Hongkong (Utusan Rakyat) – Sepuluh pekerja migran – 9 dari Indonesia dan 1 dari Filipina – yang meninggal dunia dalam kebakaran di Tai Po akan menerima kompensasi masing-masing sekitar HK$800.000. Informasi ini diumumkan oleh Sekretaris Tenaga Kerja dan Kesejahteraan, Chris Sun Yuk Han, pada Selasa (2/12).
Sun menjelaskan kepada wartawan bahwa saat kebakaran terjadi di Pengadilan Wang Fuk, terdapat 235 asisten rumah tangga asing yang bekerja di sana, terdiri dari 94 dari Filipina dan 141 dari Indonesia. Dari jumlah tersebut, 10 orang meninggal, 3 mengalami luka-luka, 30 masih dinyatakan hilang, dan 192 sudah dipastikan selamat.
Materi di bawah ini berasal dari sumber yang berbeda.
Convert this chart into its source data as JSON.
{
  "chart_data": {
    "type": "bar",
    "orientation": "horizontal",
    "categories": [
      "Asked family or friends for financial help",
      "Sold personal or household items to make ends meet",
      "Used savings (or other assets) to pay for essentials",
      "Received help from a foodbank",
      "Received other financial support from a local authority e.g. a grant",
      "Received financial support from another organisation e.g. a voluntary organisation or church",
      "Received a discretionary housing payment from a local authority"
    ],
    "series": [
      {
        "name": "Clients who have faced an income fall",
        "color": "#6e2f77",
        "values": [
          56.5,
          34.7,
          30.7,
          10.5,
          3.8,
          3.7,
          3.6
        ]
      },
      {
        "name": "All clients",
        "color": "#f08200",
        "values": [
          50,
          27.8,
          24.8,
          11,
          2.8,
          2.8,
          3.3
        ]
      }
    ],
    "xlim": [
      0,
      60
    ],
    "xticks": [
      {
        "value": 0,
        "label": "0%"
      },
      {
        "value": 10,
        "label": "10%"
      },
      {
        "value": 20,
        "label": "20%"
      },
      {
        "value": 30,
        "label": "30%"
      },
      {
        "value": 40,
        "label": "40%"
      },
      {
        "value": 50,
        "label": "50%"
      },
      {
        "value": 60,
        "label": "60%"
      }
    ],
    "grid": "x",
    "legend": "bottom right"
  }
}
Keluarga dari setiap pekerja rumah tangga yang meninggal akan menerima santunan total hampir HK$800.000, yang terdiri dari:
– Kompensasi wajib sekitar HK$500.000
– Tanda solidaritas satu kali sebesar HK$200.000
– Subsidi khusus sebesar HK$50.000
Asisten rumah tangga yang terluka akan mendapatkan santunan satu kali antara HK$50.000 hingga HK$100.000, tergantung lama perawatan rumah sakit. Para penyintas dan mereka yang dipastikan selamat juga menerima HK$20.000 masing-masing, sementara korban luka dan dengan kartu Octopus akan mendapatkan saldo tambahan sebesar HK$2.000.
Hans Leo J. Cacdac, Sekretaris Departemen Tenaga Kerja Migran Filipina, menyatakan bahwa Manila bekerjasama erat dengan pemerintah Hong Kong untuk mendukung pekerja migran dan keluarga yang terdampak. Konsulat Jenderal Filipina menyediakan akomodasi sementara, kebutuhan dasar bagi penyintas, serta membantu penerbitan ulang dokumen imigrasi dan identitas yang hilang.
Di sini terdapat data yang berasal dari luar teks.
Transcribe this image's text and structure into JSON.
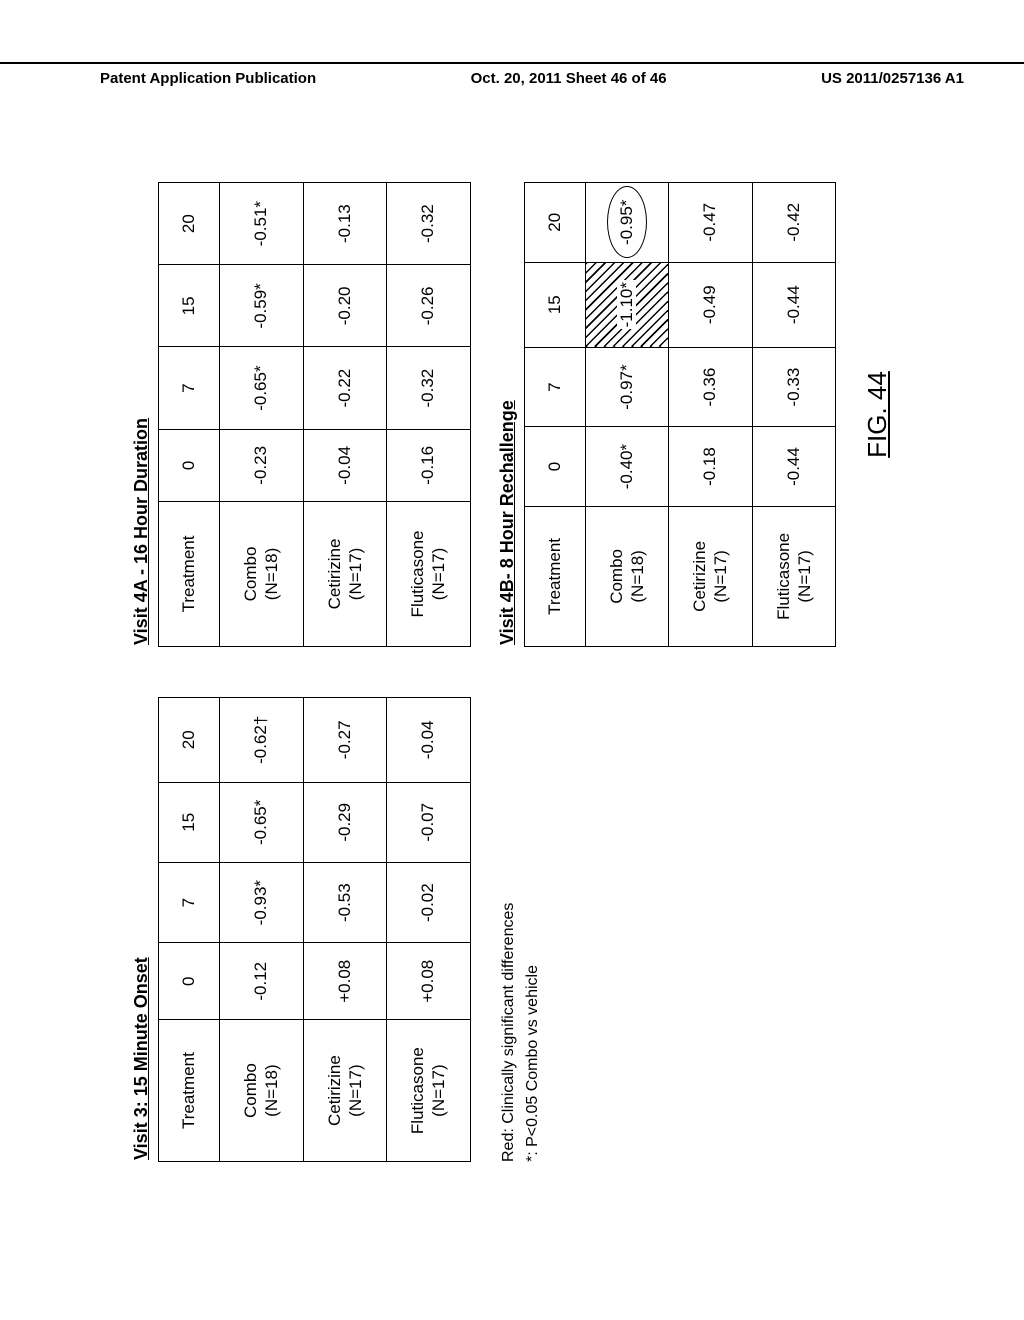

Cacdac menambahkan bahwa seorang pekerja Filipina yang sempat kritis di unit perawatan intensif kini sudah stabil dan segera dipulangkan untuk berkumpul dengan keluarga. Bantuan keuangan juga sudah diberikan kepada keluarga korban meninggal.
Sementara itu, Sun mengakui kesulitan yang dialami oleh warga terdampak dalam mengajukan bantuan dari berbagai badan amal yang sering mensyaratkan kunjungan ke berbagai tempat dan pengisian formulir berulang. Sebagai solusi, pemerintah mengkoordinasikan sepuluh lembaga amal besar untuk menyederhanakan proses melalui skema “satu pekerja sosial per rumah tangga,” sehingga mengurangi beban administrasi bagi korban.
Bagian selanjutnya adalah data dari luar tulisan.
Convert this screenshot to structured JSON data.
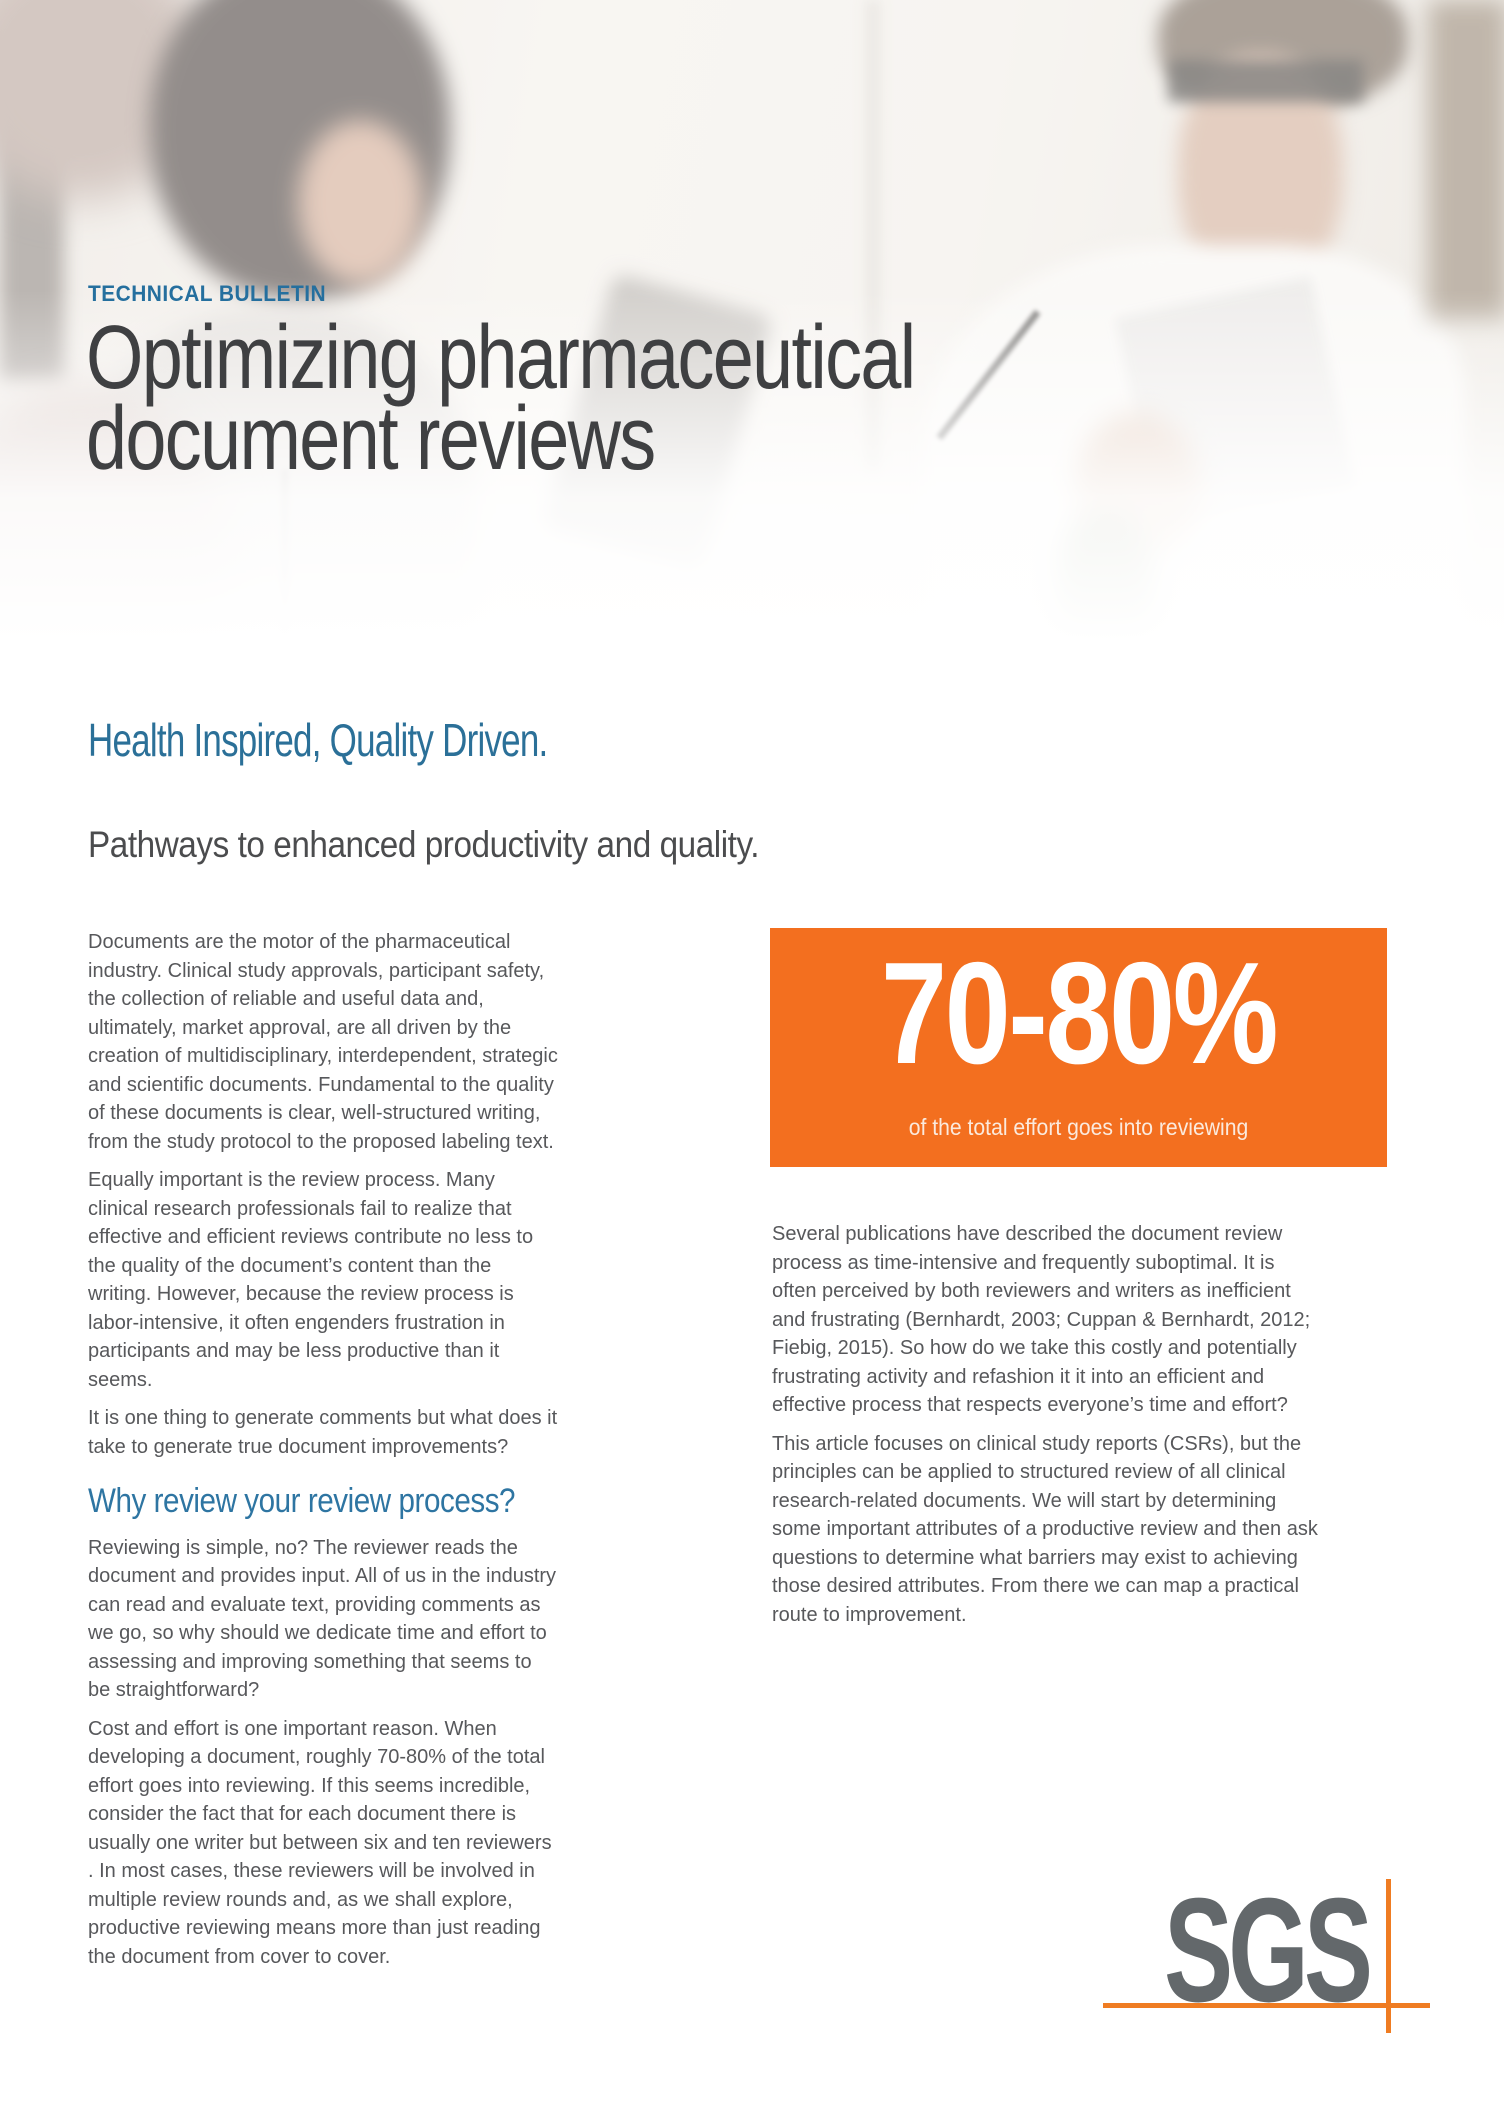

Dana bantuan akan disalurkan dengan cara yang paling sesuai dengan kebutuhan dan preferensi masing-masing keluarga, sejalan dengan upaya pemerintah mendukung para penyintas kebakaran yang paling mematikan di kota ini dalam beberapa dekade terakhir.
Di sisi lain, pemerintah Indonesia tengah menjadi sorotan akibat adanya oknum yang meminta dana sebesar 9 juta Rupiah untuk tes DNA kepada keluarga korban, serta biaya pemulangan jenazah yang dilaporkan mencapai 90 juta Rupiah per jenazah, padahal biaya sebenarnya adalah 50 juta Rupiah. Kami terus memantau agar dana yang diberikan pemerintah Hong Kong kepada keluarga korban tidak dipotong atau disalahgunakan oleh calo pemulangan jenazah.